The false notion that Black people are biologically different from white people is centuries old, and often propagated by medical doctors and historians in journals and other publications. Persistent racial disparities in wellbeing, healthcare, and access to care are rooted in this bias.
In 1787, Thomas Jefferson wrote extensively in “Notes on the State of Virginia” about innate differences between Black and white people. Without evidence, he opined that Black people “secrete less by the kidneys.” More than 200 years later, medical researchers continued to claim that Black people’s kidneys differed from those of non-Black people.
In 1999, researchers studying 1,628 people with chronic kidney disease (CKD)1 gathered a cohort comprising 80% white people and 12% Black people. The remaining 8% included individuals from other races, who were grouped with white people in the study.
Titled “A More Accurate Method to Estimate Glomerular Filtration Rate From Serum Creatinine: A New Prediction Equation,” the study consistently found higher levels of creatinine—normally a sign of lower kidney function—in the Black participants than in the non-Black people.
“We have 10 more race adjustments I’m trying to address across our system.” —Tom Sequist, MD, MPH
Knowing that creatinine is higher in individuals with higher muscle mass, but without measuring the study participants’ muscle mass, the researchers stated, “Previous studies have shown that on average, black persons have greater muscle mass than white persons.”
To justify this claim, they cited three small studies comparing Black and white bodies:
- A 1977 study comparing “body elemental composition” in 47 “normal” Black people from ages 34 to 68 to findings of a study of 67 “normal” white people of a similar age range.2
- A 1978 study comparing body measurements in 242 schoolchildren in Louisiana, 143 white children and 99 Black children.
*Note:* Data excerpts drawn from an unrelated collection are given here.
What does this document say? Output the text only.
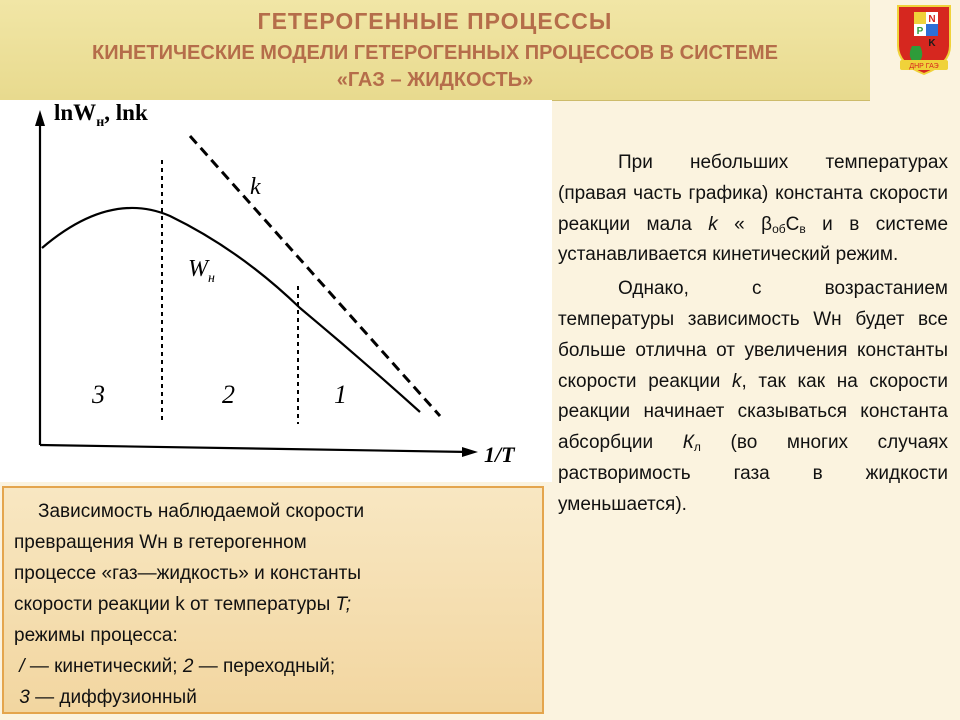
ГЕТЕРОГЕННЫЕ ПРОЦЕССЫ
КИНЕТИЧЕСКИЕ МОДЕЛИ ГЕТЕРОГЕННЫХ ПРОЦЕССОВ В СИСТЕМЕ
«ГАЗ – ЖИДКОСТЬ»
N
P
K
ДНР ГАЭ
lnW$_н$, lnk
1/T
k
$W_н$
3	2	1
Зависимость наблюдаемой скорости
превращения Wн в гетерогенном
процессе «газ—жидкость» и константы
скорости реакции k от температуры T;
режимы процесса:
/ — кинетический; 2 — переходный;
3 — диффузионный

При небольших температурах (правая часть графика) константа скорости реакции мала k « $\beta_{об}С_в$ и в системе устанавливается кинетический режим.

Однако, с возрастанием температуры зависимость Wн будет все больше отлична от увеличения константы скорости реакции k, так как на скорости реакции начинает сказываться константа абсорбции $К_л$ (во многих случаях растворимость газа в жидкости уменьшается).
Authors of that study noted, “Race was determined visually.”3
- A 1990 study comparing creatine levels in 30 Black and 30 white healthy hospital
workers, matched for age, sex, and body weight.4
A follow-up study in 20095 was more racially diverse than the first and revised the recommended race inflation from 21% to 15.9%, but, again, only for Black people.
Importantly, neither the 1999 nor the 2009 study explained how participants’ race was determined, or whether they were aware of how they were racially profiled. In 2006, a follow-up paper by some of the same authors6 stated that in the 1999 study, “Ethnicity was assigned by study personnel, without explicit criteria, probably by examination of skin color.” However, in March 2021, that statement in the 2006 paper was changed without elaboration or explanation to say, “Ethnicity was self-identified by the participants.”
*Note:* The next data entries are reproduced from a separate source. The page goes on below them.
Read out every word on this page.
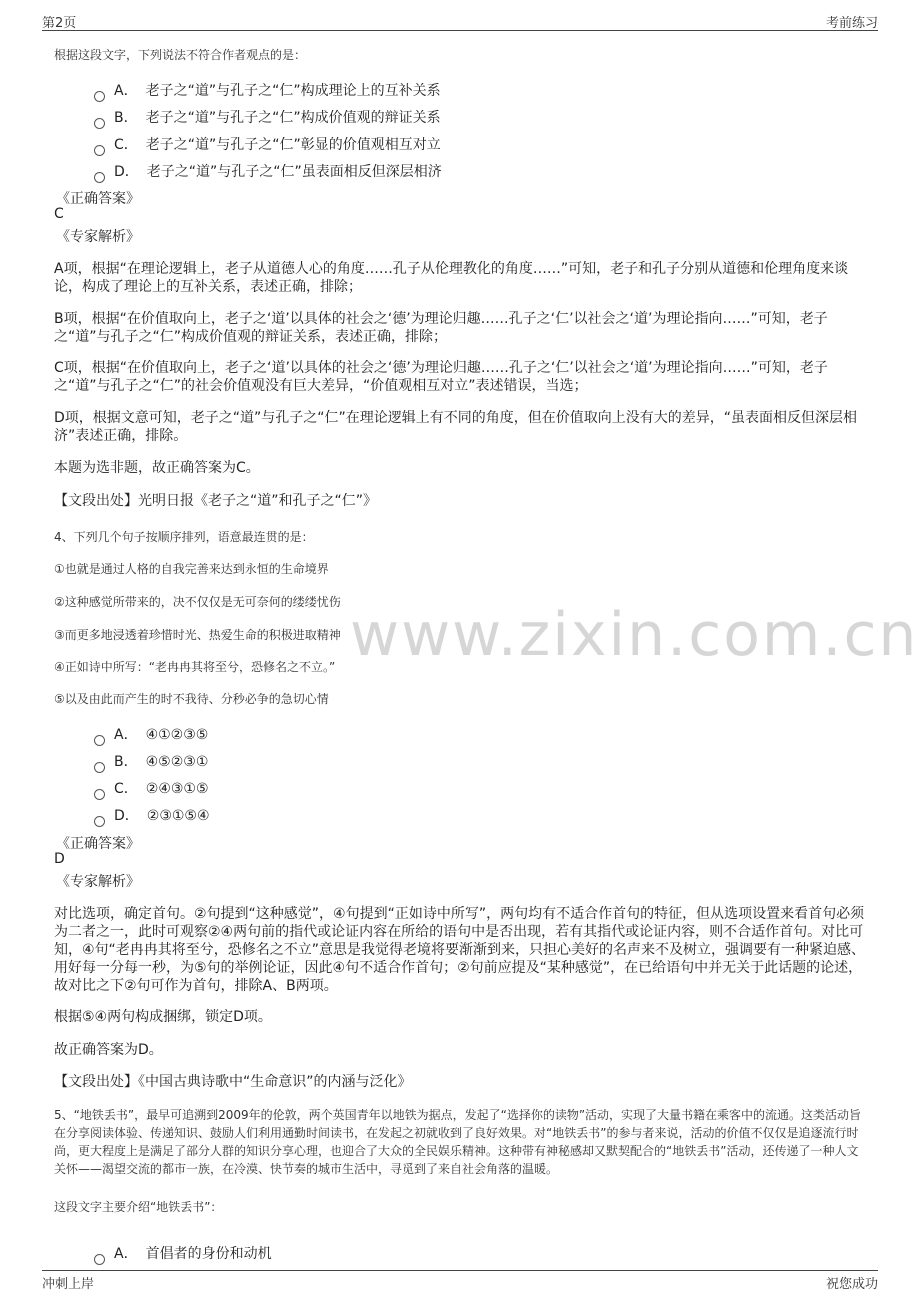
第2页	考前练习
www.zixin.com.cn
根据这段文字，下列说法不符合作者观点的是：
A． 老子之“道”与孔子之“仁”构成理论上的互补关系
B． 老子之“道”与孔子之“仁”构成价值观的辩证关系
C． 老子之“道”与孔子之“仁”彰显的价值观相互对立
D． 老子之“道”与孔子之“仁”虽表面相反但深层相济
《正确答案》
C
《专家解析》
A项，根据“在理论逻辑上，老子从道德人心的角度……孔子从伦理教化的角度……”可知，老子和孔子分别从道德和伦理角度来谈论，构成了理论上的互补关系，表述正确，排除；
B项，根据“在价值取向上，老子之‘道’以具体的社会之‘德’为理论归趣……孔子之‘仁’以社会之‘道’为理论指向……”可知，老子之“道”与孔子之“仁”构成价值观的辩证关系，表述正确，排除；
C项，根据“在价值取向上，老子之‘道’以具体的社会之‘德’为理论归趣……孔子之‘仁’以社会之‘道’为理论指向……”可知，老子之“道”与孔子之“仁”的社会价值观没有巨大差异，“价值观相互对立”表述错误，当选；
D项，根据文意可知，老子之“道”与孔子之“仁”在理论逻辑上有不同的角度，但在价值取向上没有大的差异，“虽表面相反但深层相济”表述正确，排除。
本题为选非题，故正确答案为C。
【文段出处】光明日报《老子之“道”和孔子之“仁”》
4、下列几个句子按顺序排列，语意最连贯的是：
①也就是通过人格的自我完善来达到永恒的生命境界
②这种感觉所带来的，决不仅仅是无可奈何的缕缕忧伤
③而更多地浸透着珍惜时光、热爱生命的积极进取精神
④正如诗中所写：“老冉冉其将至兮，恐修名之不立。”
⑤以及由此而产生的时不我待、分秒必争的急切心情
A． ④①②③⑤
B． ④⑤②③①
C． ②④③①⑤
D． ②③①⑤④
《正确答案》
D
《专家解析》
对比选项，确定首句。②句提到“这种感觉”，④句提到“正如诗中所写”，两句均有不适合作首句的特征，但从选项设置来看首句必须为二者之一，此时可观察②④两句前的指代或论证内容在所给的语句中是否出现，若有其指代或论证内容，则不合适作首句。对比可知，④句“老冉冉其将至兮，恐修名之不立”意思是我觉得老境将要渐渐到来，只担心美好的名声来不及树立，强调要有一种紧迫感、用好每一分每一秒，为⑤句的举例论证，因此④句不适合作首句；②句前应提及“某种感觉”，在已给语句中并无关于此话题的论述，故对比之下②句可作为首句，排除A、B两项。
根据⑤④两句构成捆绑，锁定D项。
故正确答案为D。
【文段出处】《中国古典诗歌中“生命意识”的内涵与泛化》
5、“地铁丢书”，最早可追溯到2009年的伦敦，两个英国青年以地铁为据点，发起了“选择你的读物”活动，实现了大量书籍在乘客中的流通。这类活动旨在分享阅读体验、传递知识、鼓励人们利用通勤时间读书，在发起之初就收到了良好效果。对“地铁丢书”的参与者来说，活动的价值不仅仅是追逐流行时尚，更大程度上是满足了部分人群的知识分享心理，也迎合了大众的全民娱乐精神。这种带有神秘感却又默契配合的“地铁丢书”活动，还传递了一种人文关怀——渴望交流的都市一族，在冷漠、快节奏的城市生活中，寻觅到了来自社会角落的温暖。
这段文字主要介绍“地铁丢书”：
A． 首倡者的身份和动机
冲刺上岸	祝您成功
“The history of the use of race and ethnicity in patient research is problematic and challenging for us all to confront. But this very challenge highlights the need for much stricter scrutiny of patient race data in research methods than is being given across the peer-reviewed literature,” says Tom Sequist, MD, MPH, Brigham internist and chief patient experience and equity officer for Mass General Brigham. “Academic medicine must do and be better. We must be transparent about previous practices and break with our broken past if we’re going to achieve equity and inclusion, for our patients and practitioners.”
1 Levey AS, Bosch JP, Lewis JB, et al. “A more accurate method to estimate glomerular filtration rate from serum creatinine: A new prediction equation.” Modification of Diet in Renal Disease Study Group. Ann Intern Med. 1999;130(6):461–470.
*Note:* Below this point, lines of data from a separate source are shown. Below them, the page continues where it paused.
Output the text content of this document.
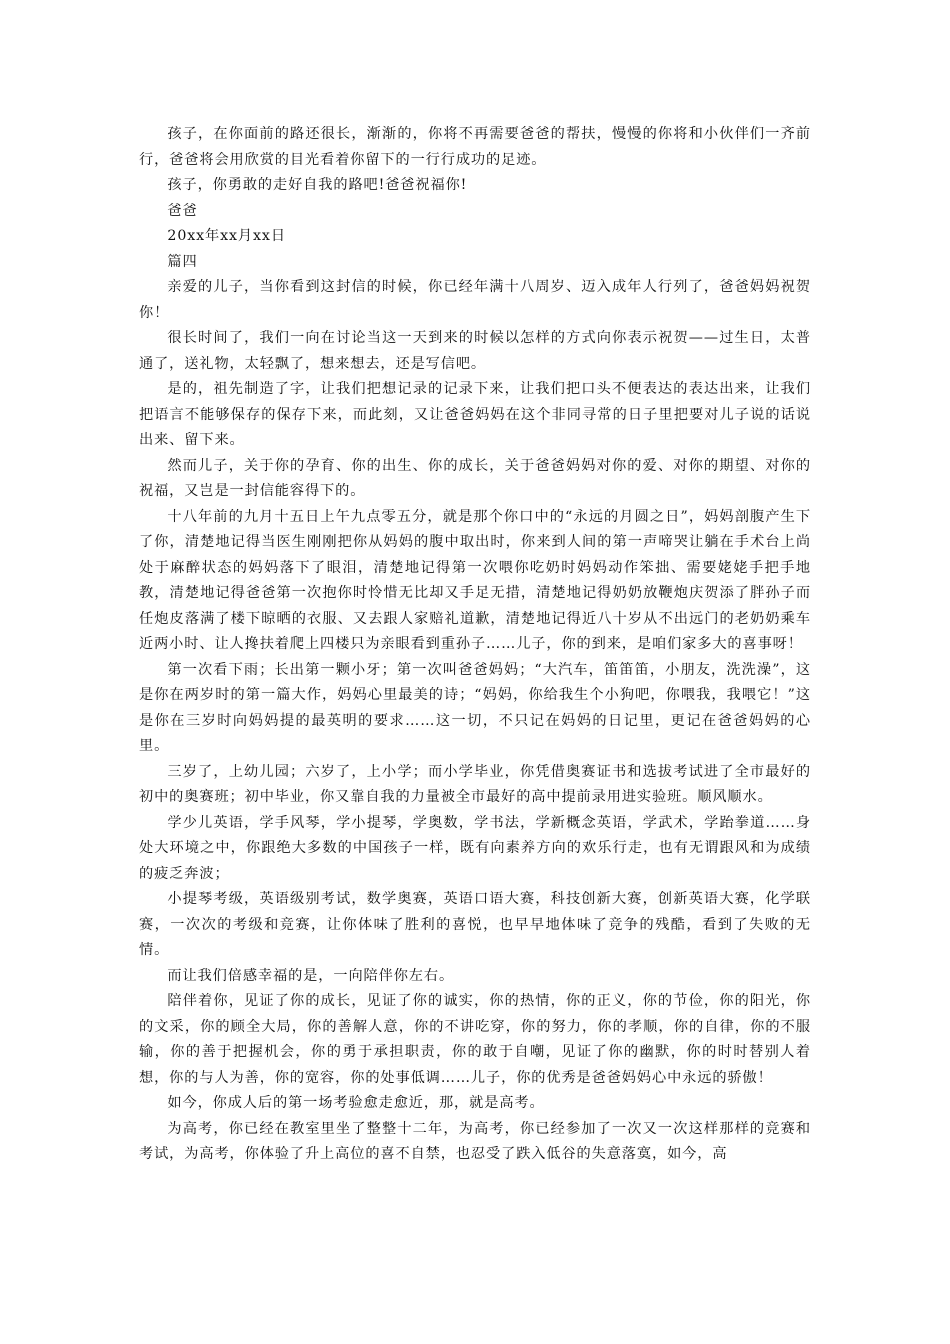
孩子，在你面前的路还很长，渐渐的，你将不再需要爸爸的帮扶，慢慢的你将和小伙伴们一齐前行，爸爸将会用欣赏的目光看着你留下的一行行成功的足迹。

孩子，你勇敢的走好自我的路吧!爸爸祝福你!

爸爸

20xx年xx月xx日

篇四

亲爱的儿子，当你看到这封信的时候，你已经年满十八周岁、迈入成年人行列了，爸爸妈妈祝贺你！

很长时间了，我们一向在讨论当这一天到来的时候以怎样的方式向你表示祝贺——过生日，太普通了，送礼物，太轻飘了，想来想去，还是写信吧。

是的，祖先制造了字，让我们把想记录的记录下来，让我们把口头不便表达的表达出来，让我们把语言不能够保存的保存下来，而此刻，又让爸爸妈妈在这个非同寻常的日子里把要对儿子说的话说出来、留下来。

然而儿子，关于你的孕育、你的出生、你的成长，关于爸爸妈妈对你的爱、对你的期望、对你的祝福，又岂是一封信能容得下的。

十八年前的九月十五日上午九点零五分，就是那个你口中的“永远的月圆之日”，妈妈剖腹产生下了你，清楚地记得当医生刚刚把你从妈妈的腹中取出时，你来到人间的第一声啼哭让躺在手术台上尚处于麻醉状态的妈妈落下了眼泪，清楚地记得第一次喂你吃奶时妈妈动作笨拙、需要姥姥手把手地教，清楚地记得爸爸第一次抱你时怜惜无比却又手足无措，清楚地记得奶奶放鞭炮庆贺添了胖孙子而任炮皮落满了楼下晾晒的衣服、又去跟人家赔礼道歉，清楚地记得近八十岁从不出远门的老奶奶乘车近两小时、让人搀扶着爬上四楼只为亲眼看到重孙子……儿子，你的到来，是咱们家多大的喜事呀！

第一次看下雨；长出第一颗小牙；第一次叫爸爸妈妈；“大汽车，笛笛笛，小朋友，洗洗澡”，这是你在两岁时的第一篇大作，妈妈心里最美的诗；“妈妈，你给我生个小狗吧，你喂我，我喂它！”这是你在三岁时向妈妈提的最英明的要求……这一切，不只记在妈妈的日记里，更记在爸爸妈妈的心里。

三岁了，上幼儿园；六岁了，上小学；而小学毕业，你凭借奥赛证书和选拔考试进了全市最好的初中的奥赛班；初中毕业，你又靠自我的力量被全市最好的高中提前录用进实验班。顺风顺水。

学少儿英语，学手风琴，学小提琴，学奥数，学书法，学新概念英语，学武术，学跆拳道……身处大环境之中，你跟绝大多数的中国孩子一样，既有向素养方向的欢乐行走，也有无谓跟风和为成绩的疲乏奔波；

小提琴考级，英语级别考试，数学奥赛，英语口语大赛，科技创新大赛，创新英语大赛，化学联赛，一次次的考级和竞赛，让你体味了胜利的喜悦，也早早地体味了竞争的残酷，看到了失败的无情。

而让我们倍感幸福的是，一向陪伴你左右。

陪伴着你，见证了你的成长，见证了你的诚实，你的热情，你的正义，你的节俭，你的阳光，你的文采，你的顾全大局，你的善解人意，你的不讲吃穿，你的努力，你的孝顺，你的自律，你的不服输，你的善于把握机会，你的勇于承担职责，你的敢于自嘲，见证了你的幽默，你的时时替别人着想，你的与人为善，你的宽容，你的处事低调……儿子，你的优秀是爸爸妈妈心中永远的骄傲！

如今，你成人后的第一场考验愈走愈近，那，就是高考。

为高考，你已经在教室里坐了整整十二年，为高考，你已经参加了一次又一次这样那样的竞赛和考试，为高考，你体验了升上高位的喜不自禁，也忍受了跌入低谷的失意落寞，如今，高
2 Cohn SH, Abesemis C, Zanzi I, et al. “Body elemental composition: comparison between black and white adults.” Am J Physiol. 1977;232:E419-22.
3 Harsha DW, Frerichs RR, Berenson GS. “Densitometry and anthropometry of black and white children.” Hum Biol. 1978;50:261-80. 43.
4 Worrall JG, Phongsathorn V, Hooper RJ. “Racial variation in serum creatine kinase unrelated to lean body mass.” Br J Rheumatol. 1990;29:371-3.
5 Levey AS, Stevens LA, Schmid CH, et al. “A new equation to estimate glomerular filtration rate.” Ann Intern Med 2009;150(9):604-612.
6 Levey AS, Coresh J, Greene T, et al. “Chronic Kidney Disease Epidemiology Collaboration. Using standardized serum creatinine values in the modification of diet in renal disease study equation for estimating glomerular filtration rate.” Ann Intern Med. 2006 Aug 15;145(4):247-54. doi: 10.7326/0003-4819- 145-4-200608150-00004. Erratum in: Ann Intern Med. 2008 Oct 7;149(7):519. Erratum in: Ann Intern Med. 2021 Apr;174(4):584. PMID: 16908915.